Hey there,
Why do we use BATCH_SIZE
for the size of batch in get_batched_dataset
, not the BATCH_SIZE * strategy.num_replicas_in_sync
in lab C2_W4_Lab_3_using-TPU-strategy
?
Is this a bug in C2_W4_Lab_3_using-TPU-strategy
?
Compare with other labs C2_W4_Lab_2_multi-GPU-mirrored-strategy
and C2_W4_Lab_1_basic-mirrored-strategy
.
thank you
Hi there,
At the compute_loss function at this lab is returning global_batch_size=BATCH_SIZE * strategy.num_replicas_in_sync which is basically what is doing in the previous labs when setting the setting the GLOBAL_BATCH_SIZE parameter above.
@gent.spah thanks, but…
I see the same approach at computing the loss from those labs.
My point there is about creating the dataset. They are different, or the size of batch is randomly?

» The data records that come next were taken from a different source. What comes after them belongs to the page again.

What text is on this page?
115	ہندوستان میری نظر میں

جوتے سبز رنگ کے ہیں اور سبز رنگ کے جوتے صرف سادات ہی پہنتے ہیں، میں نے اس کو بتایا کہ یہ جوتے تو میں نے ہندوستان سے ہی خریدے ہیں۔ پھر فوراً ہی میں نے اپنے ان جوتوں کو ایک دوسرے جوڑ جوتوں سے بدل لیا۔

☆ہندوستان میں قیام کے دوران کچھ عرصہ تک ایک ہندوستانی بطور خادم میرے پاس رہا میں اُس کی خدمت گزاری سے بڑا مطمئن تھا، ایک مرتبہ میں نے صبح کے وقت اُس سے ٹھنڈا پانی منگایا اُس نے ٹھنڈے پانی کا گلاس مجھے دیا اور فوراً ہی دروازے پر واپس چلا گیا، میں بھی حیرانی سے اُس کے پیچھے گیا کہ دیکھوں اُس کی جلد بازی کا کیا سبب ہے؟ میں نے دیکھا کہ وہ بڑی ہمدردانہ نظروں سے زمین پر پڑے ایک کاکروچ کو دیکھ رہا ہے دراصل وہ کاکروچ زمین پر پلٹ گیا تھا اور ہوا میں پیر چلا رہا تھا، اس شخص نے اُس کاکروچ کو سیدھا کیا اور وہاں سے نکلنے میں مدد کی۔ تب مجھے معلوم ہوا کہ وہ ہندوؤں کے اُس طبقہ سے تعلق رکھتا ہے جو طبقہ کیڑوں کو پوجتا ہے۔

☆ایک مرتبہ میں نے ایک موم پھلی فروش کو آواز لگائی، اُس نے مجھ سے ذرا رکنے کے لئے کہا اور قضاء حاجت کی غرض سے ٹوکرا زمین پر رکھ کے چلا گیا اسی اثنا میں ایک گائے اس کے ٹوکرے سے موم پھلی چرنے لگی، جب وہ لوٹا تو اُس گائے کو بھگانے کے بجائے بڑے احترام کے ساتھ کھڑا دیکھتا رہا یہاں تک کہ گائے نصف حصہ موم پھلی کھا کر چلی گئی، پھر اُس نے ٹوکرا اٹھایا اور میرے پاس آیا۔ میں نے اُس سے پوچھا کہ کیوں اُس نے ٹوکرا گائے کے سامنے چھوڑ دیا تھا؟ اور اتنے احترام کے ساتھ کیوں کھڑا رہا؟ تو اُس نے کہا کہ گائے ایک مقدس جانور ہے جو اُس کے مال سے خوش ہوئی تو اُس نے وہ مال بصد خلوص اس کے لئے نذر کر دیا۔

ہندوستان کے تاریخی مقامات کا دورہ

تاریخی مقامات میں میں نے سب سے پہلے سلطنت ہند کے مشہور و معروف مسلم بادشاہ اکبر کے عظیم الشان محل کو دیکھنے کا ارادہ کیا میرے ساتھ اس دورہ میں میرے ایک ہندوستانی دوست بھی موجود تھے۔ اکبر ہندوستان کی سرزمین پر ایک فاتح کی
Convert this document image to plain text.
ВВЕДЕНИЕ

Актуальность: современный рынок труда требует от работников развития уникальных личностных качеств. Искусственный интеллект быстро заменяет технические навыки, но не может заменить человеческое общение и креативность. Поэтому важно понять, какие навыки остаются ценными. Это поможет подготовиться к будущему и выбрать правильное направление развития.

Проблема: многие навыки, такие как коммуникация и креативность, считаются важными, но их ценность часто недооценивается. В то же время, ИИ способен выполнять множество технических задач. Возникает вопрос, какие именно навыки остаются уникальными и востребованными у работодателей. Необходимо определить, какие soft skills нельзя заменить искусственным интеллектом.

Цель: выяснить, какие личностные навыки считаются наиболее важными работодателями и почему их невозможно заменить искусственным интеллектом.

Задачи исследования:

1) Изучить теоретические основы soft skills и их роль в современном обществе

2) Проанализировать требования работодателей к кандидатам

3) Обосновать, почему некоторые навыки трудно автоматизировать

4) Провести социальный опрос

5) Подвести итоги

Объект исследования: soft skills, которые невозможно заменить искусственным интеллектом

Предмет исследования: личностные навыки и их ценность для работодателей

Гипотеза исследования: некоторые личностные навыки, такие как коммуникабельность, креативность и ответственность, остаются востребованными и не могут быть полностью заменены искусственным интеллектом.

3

As far as I can see having two different computational strategies the way the data is fed in is a bit different but the principle is the same. The dataset is the same, then is shuflled and then a batch size is chosen to be fed (per replica or global depending on the strategy) but the rest of the computations add up and account of all resources used. The batch size in itself can be any but normally is choosen a power of 2 because of the binary logic.